День этот был солнечный и жаркий, и я шел по рыжему полю аэродрома и говорил себе, что не надо оглядываться, и оглянулся, и увидел Машу – она стояла, вцепившись руками в перила ограждения, и смотрела на меня, а рядом с ней стояли люди и что-то кричали и махали платками...
В Москву я прилетел вечером, зашел к себе, поставил чемодан и сразу отправился к Олегу. Он сидел в майке и трусах – было душно – и курил, и пепельница, стоявшая рядом с ним, была полна окурков. Лицо Олега казалось усталым и озабоченным.
– Привет, – сказал я, пожимая ему руку. – Как дела?
– Нормально.
– Сдаешься?
– Да.
– И как?
– Нормально.
Он улыбнулся.
Мы еще немного поговорили, а потом он проводил меня, и мы попрощались у подъезда.

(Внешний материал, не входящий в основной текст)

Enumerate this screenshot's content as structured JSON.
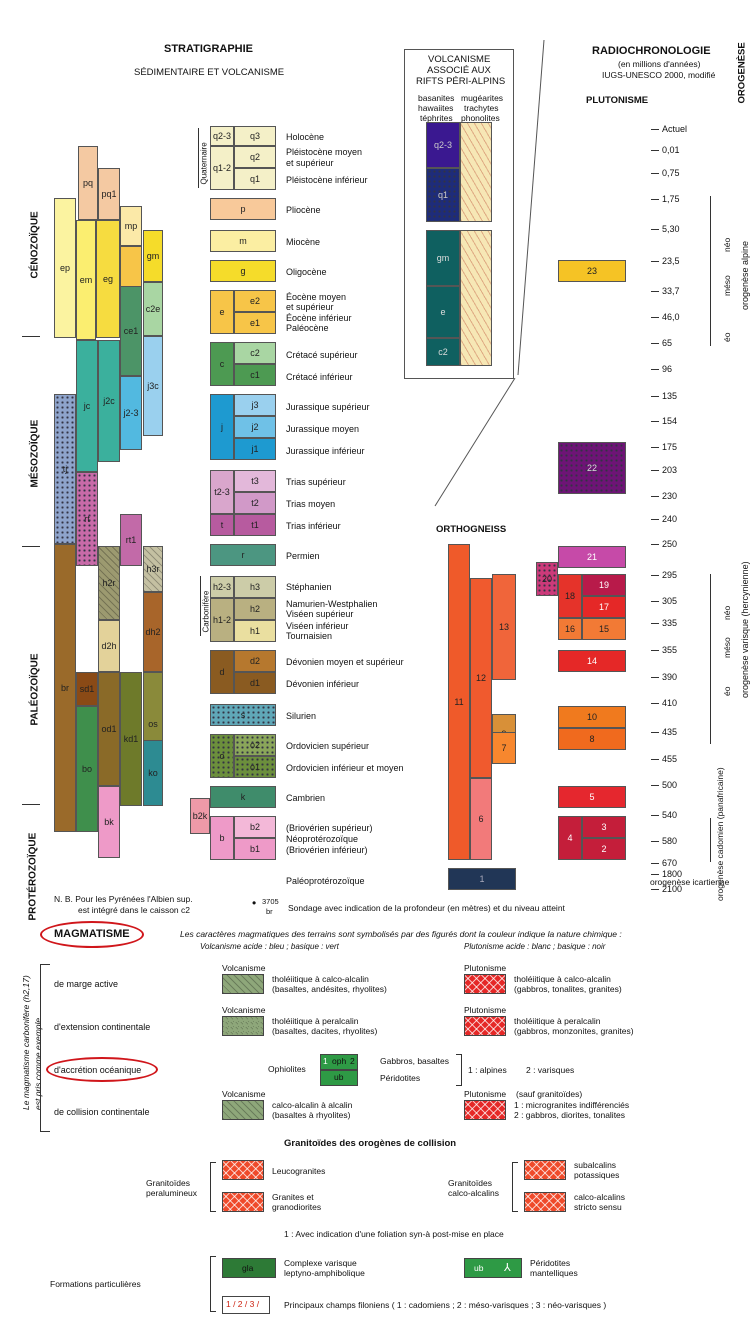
{
  "headers": {
    "strat_title": "STRATIGRAPHIE",
    "strat_sub": "SÉDIMENTAIRE ET VOLCANISME",
    "volc_title": [
      "VOLCANISME",
      "ASSOCIÉ AUX",
      "RIFTS PÉRI-ALPINS"
    ],
    "volc_left": [
      "basanites",
      "hawaiites",
      "téphrites"
    ],
    "volc_right": [
      "mugéarites",
      "trachytes",
      "phonolites"
    ],
    "radio_title": "RADIOCHRONOLOGIE",
    "radio_sub1": "(en millions d'années)",
    "radio_sub2": "IUGS-UNESCO 2000, modifié",
    "plutonisme": "PLUTONISME",
    "orthogneiss": "ORTHOGNEISS",
    "orogenese": "OROGENÈSE"
  },
  "eras": [
    "CÉNOZOÏQUE",
    "MÉSOZOÏQUE",
    "PALÉOZOÏQUE",
    "PROTÉROZOÏQUE"
  ],
  "quaternaire": "Quaternaire",
  "carbonifere": "Carbonifère",
  "legend_rows": [
    {
      "code": "q3",
      "label": "Holocène"
    },
    {
      "code": "q2",
      "label": "Pléistocène moyen\net supérieur"
    },
    {
      "code": "q1",
      "label": "Pléistocène inférieur"
    },
    {
      "code": "p",
      "label": "Pliocène"
    },
    {
      "code": "m",
      "label": "Miocène"
    },
    {
      "code": "g",
      "label": "Oligocène"
    },
    {
      "code": "e2",
      "label": "Éocène moyen\net supérieur"
    },
    {
      "code": "e1",
      "label": "Éocène inférieur\nPaléocène"
    },
    {
      "code": "c2",
      "label": "Crétacé supérieur"
    },
    {
      "code": "c1",
      "label": "Crétacé inférieur"
    },
    {
      "code": "j3",
      "label": "Jurassique supérieur"
    },
    {
      "code": "j2",
      "label": "Jurassique moyen"
    },
    {
      "code": "j1",
      "label": "Jurassique inférieur"
    },
    {
      "code": "t3",
      "label": "Trias supérieur"
    },
    {
      "code": "t2",
      "label": "Trias moyen"
    },
    {
      "code": "t1",
      "label": "Trias inférieur"
    },
    {
      "code": "r",
      "label": "Permien"
    },
    {
      "code": "h3",
      "label": "Stéphanien"
    },
    {
      "code": "h2",
      "label": "Namurien-Westphalien\nViséen supérieur"
    },
    {
      "code": "h1",
      "label": "Viséen inférieur\nTournaisien"
    },
    {
      "code": "d2",
      "label": "Dévonien moyen et supérieur"
    },
    {
      "code": "d1",
      "label": "Dévonien inférieur"
    },
    {
      "code": "s",
      "label": "Silurien"
    },
    {
      "code": "o2",
      "label": "Ordovicien supérieur"
    },
    {
      "code": "o1",
      "label": "Ordovicien inférieur et moyen"
    },
    {
      "code": "k",
      "label": "Cambrien"
    },
    {
      "code": "b2",
      "label": "(Briovérien supérieur)\nNéoprotérozoïque"
    },
    {
      "code": "b1",
      "label": "(Briovérien inférieur)"
    },
    {
      "code": "",
      "label": "Paléoprotérozoïque"
    }
  ],
  "ages": [
    "Actuel",
    "0,01",
    "0,75",
    "1,75",
    "5,30",
    "23,5",
    "33,7",
    "46,0",
    "65",
    "96",
    "135",
    "154",
    "175",
    "203",
    "230",
    "240",
    "250",
    "295",
    "305",
    "335",
    "355",
    "390",
    "410",
    "435",
    "455",
    "500",
    "540",
    "580",
    "670",
    "1800",
    "2100"
  ],
  "orogeny_labels": {
    "alpine": "orogenèse alpine",
    "varisque": "orogenèse varisque (hercynienne)",
    "cadomien": "orogenèse cadomien (panafricaine)",
    "icartienne": "orogenèse icartienne",
    "neo": "néo",
    "meso": "méso",
    "eo": "éo"
  },
  "pluton_numbers": [
    "23",
    "22",
    "21",
    "20",
    "18",
    "19",
    "17",
    "16",
    "15",
    "14",
    "13",
    "12",
    "11",
    "10",
    "9",
    "8",
    "7",
    "6",
    "5",
    "4",
    "3",
    "2",
    "1"
  ],
  "notes": {
    "nb1": "N. B.  Pour les Pyrénées l'Albien sup.",
    "nb2": "est intégré dans le caisson c2",
    "sond_num": "3705",
    "sond_code": "br",
    "sondage": "Sondage avec indication de la profondeur (en mètres) et du niveau atteint"
  },
  "magma": {
    "title": "MAGMATISME",
    "intro": "Les caractères magmatiques des terrains sont symbolisés par des figurés dont la couleur indique la nature chimique :",
    "volc_hdr": "Volcanisme acide : bleu ; basique : vert",
    "pluto_hdr": "Plutonisme acide : blanc ; basique : noir",
    "side": [
      "Le magmatisme carbonifère (h2,17)",
      "est pris comme exemple"
    ],
    "rows": [
      {
        "ctx": "de marge active",
        "vlabel": "Volcanisme",
        "vtxt": "tholéiitique à calco-alcalin\n(basaltes, andésites, rhyolites)",
        "plabel": "Plutonisme",
        "ptxt": "tholéiitique à calco-alcalin\n(gabbros, tonalites, granites)"
      },
      {
        "ctx": "d'extension continentale",
        "vlabel": "Volcanisme",
        "vtxt": "tholéiitique à peralcalin\n(basaltes, dacites, rhyolites)",
        "plabel": "Plutonisme",
        "ptxt": "tholéiitique à peralcalin\n(gabbros, monzonites, granites)"
      },
      {
        "ctx": "d'accrétion océanique"
      },
      {
        "ctx": "de collision continentale",
        "vlabel": "Volcanisme",
        "vtxt": "calco-alcalin à alcalin\n(basaltes à rhyolites)",
        "plabel": "Plutonisme",
        "pnote": "(sauf granitoïdes)",
        "ptxt": "1 : microgranites indifférenciés\n2 : gabbros, diorites, tonalites"
      }
    ],
    "ophio": {
      "label": "Ophiolites",
      "oph": "oph",
      "ub": "ub",
      "n1": "1",
      "n2": "2",
      "gab": "Gabbros, basaltes",
      "per": "Péridotites",
      "alp": "1 : alpines",
      "var": "2 : varisques"
    },
    "granit_title": "Granitoïdes des orogènes de collision",
    "granit_per": [
      "Granitoïdes",
      "peralumineux"
    ],
    "granit_calc": [
      "Granitoïdes",
      "calco-alcalins"
    ],
    "leuco": "Leucogranites",
    "granites": "Granites et\ngranodiorites",
    "subalc": "subalcalins\npotassiques",
    "calcalc": "calco-alcalins\nstricto sensu",
    "foliation": "1 : Avec indication d'une foliation syn-à post-mise en place",
    "formations": "Formations particulières",
    "gla": "gla",
    "complexe": "Complexe varisque\nleptyno-amphibolique",
    "ub2": "ub",
    "perido": "Péridotites\nmantelliques",
    "filons": "Principaux champs filoniens ( 1 : cadomiens ; 2 : méso-varisques ; 3 : néo-varisques )",
    "filon_nums": "1 / 2 / 3 /"
  },
  "colors": {
    "q": "#f4f0b8",
    "p": "#f8c99a",
    "m": "#fbeea2",
    "g": "#f5dc2a",
    "e": "#f7c548",
    "c": "#5aa05a",
    "c2": "#a9d6a3",
    "j": "#1e9ad0",
    "j2": "#6fc1e7",
    "t": "#b75b9f",
    "t2": "#d199c8",
    "r": "#4c9681",
    "h": "#b9b081",
    "d": "#8a5b21",
    "s": "#60a8b8",
    "o": "#6c8f3c",
    "k": "#3f8c6b",
    "b": "#e8a0c8",
    "pal": "#213656",
    "volcA": "#3a1890",
    "volcB": "#0f6060",
    "pluto": "#ef5a2a",
    "red": "#e52827",
    "oval": "#d0161b"
  }
}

– Ну, Олежка, до осени, – сказал я.
– Угу, – сказал он и улыбнулся.
На следующий день я поехал к Серебряникову. Он был оживлен и хмыкнул что-то игривое по поводу моего истощенного вида, но, когда я спросил его о делах, огорченно махнул рукой:
– Плохо, Шелест. Много всяких мелких пакостей... Ну, это уже моя забота! Твои планы пока без изменений. Летите вдвоем – я тут еще одного парня нашел. Маршрут тот же – Сыктывкар, Троицк-Печорск, Приуральский. Обкатаешь пока моторы, а через неделю и я со всей бандой нагряну. Один мотор я уже отправил в аэропорт, а второй сейчас с собой прихватим. Напарник твой туда же подъедет.
В Шереметьеве мы сдали багаж. Оставалось еще больше часа до отправления самолета, и мы пошли пить пиво.
– Слушай, – спросил я, – а что это за тип, который со мной летит?
– Увидишь, – уклончиво ответил он.
И тут я увидел, что между столиками идет Олег. Он был в лыжных брюках и штормовке. Он подошел к нам, небрежно бросил: «Привет!» Потом сел, потрогал бутылку с пивом и спросил: «Холодное?» Не дожидаясь ответа, он взял мой стакан, налил пива и выпил.
– Однако, – сказал я и посмотрел на Сергея.
Тот рассмеялся.
– Что ты так смотришь? Это и есть тот тип, с которым ты летишь.